SANTO DOMINGO, samedi 12 juillet 2025 (RHINEWS) – Le collectif #HaitianosRD a lancé un appel urgent à l’État dominicain pour mettre fin à ce qu’il qualifie d’« état d’exception de facto » imposé aux personnes migrantes d’origine haïtienne, dénonçant de graves violations des droits humains. Cette intervention a été faite dans le cadre du dialogue national intitulé « La crise haïtienne et ses implications pour la République dominicaine », convoqué par le président Luis Abinader et les anciens chefs d’État Danilo Medina, Leonel Fernández et Hipólito Mejía, sous l’égide du Conseil économique et social (CES).
Dans une proposition remise aux autorités dominicaines, le collectif alerte sur une situation critique de violations systématiques, notamment des « déportations massives arbitraires, des perquisitions illégales, des détentions fondées sur le profil racial, des conditions de détention inhumaines, ainsi que des cas documentés de tortures, meurtres et violences sexuelles commises par des agents de l’État ».

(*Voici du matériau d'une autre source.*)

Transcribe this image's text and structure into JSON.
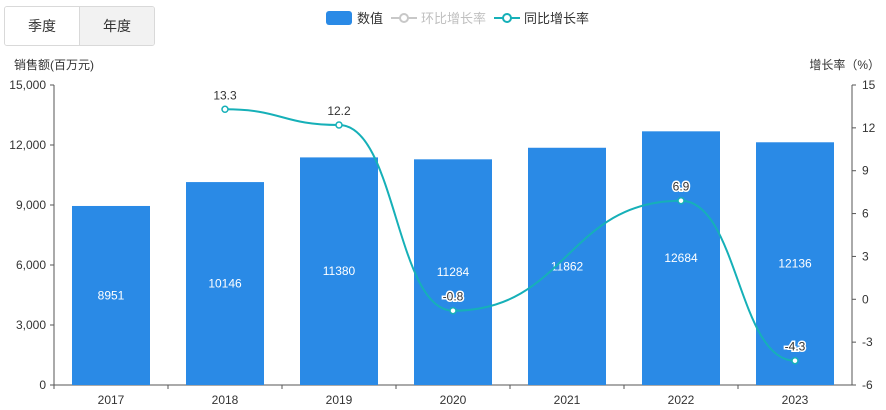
{
  "tabs": [
    {
      "label": "季度",
      "active": false
    },
    {
      "label": "年度",
      "active": true
    }
  ],
  "legend": {
    "bar_label": "数值",
    "ring_label": "环比增长率",
    "yoy_label": "同比增长率"
  },
  "colors": {
    "bar": "#2a8ae6",
    "yoy_line": "#16b0b8",
    "ring_line": "#c8c8c8",
    "axis_text": "#333333"
  },
  "chart_data": {
    "type": "bar",
    "categories": [
      "2017",
      "2018",
      "2019",
      "2020",
      "2021",
      "2022",
      "2023"
    ],
    "series": [
      {
        "name": "数值",
        "type": "bar",
        "axis": "left",
        "values": [
          8951,
          10146,
          11380,
          11284,
          11862,
          12684,
          12136
        ]
      },
      {
        "name": "同比增长率",
        "type": "line",
        "axis": "right",
        "values": [
          null,
          13.3,
          12.2,
          -0.8,
          null,
          6.9,
          -4.3
        ]
      }
    ],
    "ylabel": "销售额(百万元)",
    "ylabel_right": "增长率（%）",
    "ylim": [
      0,
      15000
    ],
    "ylim_right": [
      -6,
      15
    ],
    "yticks": [
      "0",
      "3,000",
      "6,000",
      "9,000",
      "12,000",
      "15,000"
    ],
    "yticks_right": [
      "-6",
      "-3",
      "0",
      "3",
      "6",
      "9",
      "12",
      "15"
    ],
    "grid": false,
    "legend_position": "top-center"
  }
}
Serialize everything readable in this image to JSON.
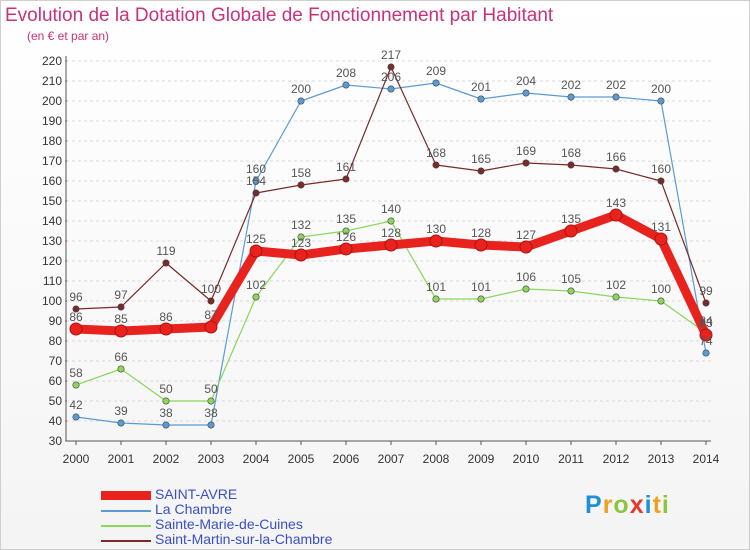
{
  "title": "Evolution de la Dotation Globale de Fonctionnement par Habitant",
  "subtitle": "(en € et par an)",
  "logo": {
    "text": "Proxiti",
    "letters": [
      {
        "ch": "P",
        "color": "#1f8fd6"
      },
      {
        "ch": "r",
        "color": "#f0a020"
      },
      {
        "ch": "o",
        "color": "#8cc63f"
      },
      {
        "ch": "x",
        "color": "#e53b2c"
      },
      {
        "ch": "i",
        "color": "#1f8fd6"
      },
      {
        "ch": "t",
        "color": "#f0a020"
      },
      {
        "ch": "i",
        "color": "#8cc63f"
      }
    ]
  },
  "chart_data": {
    "type": "line",
    "x": [
      "2000",
      "2001",
      "2002",
      "2003",
      "2004",
      "2005",
      "2006",
      "2007",
      "2008",
      "2009",
      "2010",
      "2011",
      "2012",
      "2013",
      "2014"
    ],
    "ylim": [
      30,
      220
    ],
    "yticks": [
      30,
      40,
      50,
      60,
      70,
      80,
      90,
      100,
      110,
      120,
      130,
      140,
      150,
      160,
      170,
      180,
      190,
      200,
      210,
      220
    ],
    "grid": "horizontal dashed",
    "legend_position": "bottom-left",
    "series": [
      {
        "name": "SAINT-AVRE",
        "color": "#e8231e",
        "values": [
          86,
          85,
          86,
          87,
          125,
          123,
          126,
          128,
          130,
          128,
          127,
          135,
          143,
          131,
          83
        ],
        "labels": [
          "86",
          "85",
          "86",
          "87",
          "125",
          "123",
          "126",
          "128",
          "130",
          "128",
          "127",
          "135",
          "143",
          "131",
          "83"
        ]
      },
      {
        "name": "La Chambre",
        "color": "#5b9bd5",
        "values": [
          42,
          39,
          38,
          38,
          160,
          200,
          208,
          206,
          209,
          201,
          204,
          202,
          202,
          200,
          74
        ],
        "labels": [
          "42",
          "39",
          "38",
          "38",
          "160",
          "200",
          "208",
          "206",
          "209",
          "201",
          "204",
          "202",
          "202",
          "200",
          "74"
        ]
      },
      {
        "name": "Sainte-Marie-de-Cuines",
        "color": "#8cd65a",
        "values": [
          58,
          66,
          50,
          50,
          102,
          132,
          135,
          140,
          101,
          101,
          106,
          105,
          102,
          100,
          84
        ],
        "labels": [
          "58",
          "66",
          "50",
          "50",
          "102",
          "132",
          "135",
          "140",
          "101",
          "101",
          "106",
          "105",
          "102",
          "100",
          "84"
        ]
      },
      {
        "name": "Saint-Martin-sur-la-Chambre",
        "color": "#7a2a2a",
        "values": [
          96,
          97,
          119,
          100,
          154,
          158,
          161,
          217,
          168,
          165,
          169,
          168,
          166,
          160,
          99
        ],
        "labels": [
          "96",
          "97",
          "119",
          "100",
          "154",
          "158",
          "161",
          "217",
          "168",
          "165",
          "169",
          "168",
          "166",
          "160",
          "99"
        ]
      }
    ]
  }
}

« L’État dominicain doit mettre un terme à la politique de persécution et de haine raciale envers la communauté haïtienne », affirme le collectif dans son intervention écrite. Il appelle au respect des garanties constitutionnelles et des traités internationaux en matière de droits humains, ratifiés par la République dominicaine.
Le collectif rappelle que la migration haïtienne joue un rôle historique et fondamental dans le développement économique du pays. « La population immigrante ne représente pas une charge, mais une contribution économique, sociale et culturelle », souligne-t-il, en mentionnant que les migrants haïtiens participent à hauteur de 7,4 % du produit intérieur brut dominicain, principalement dans les secteurs de l’agriculture et de la construction.
Il déplore par ailleurs l’absence de mécanismes de migration légale et ordonnée, qui pousse de nombreuses personnes vers des réseaux de trafic et de traite. Le retrait du projet de loi contre la traite des personnes, sous la pression de secteurs ultraconservateurs, est qualifié de « signal inquiétant d’impunité et de désengagement de l’État ».
Le collectif demande l’arrêt immédiat des déportations massives, le retrait des agents de la Direction générale de la migration des hôpitaux publics, ainsi que la mise en œuvre d’un plan de régularisation migratoire « basé sur des critères clairs, justes et transparents », dans le cadre des discussions en cours avec le pouvoir exécutif, les partis politiques et les représentants du secteur privé au sein du CES.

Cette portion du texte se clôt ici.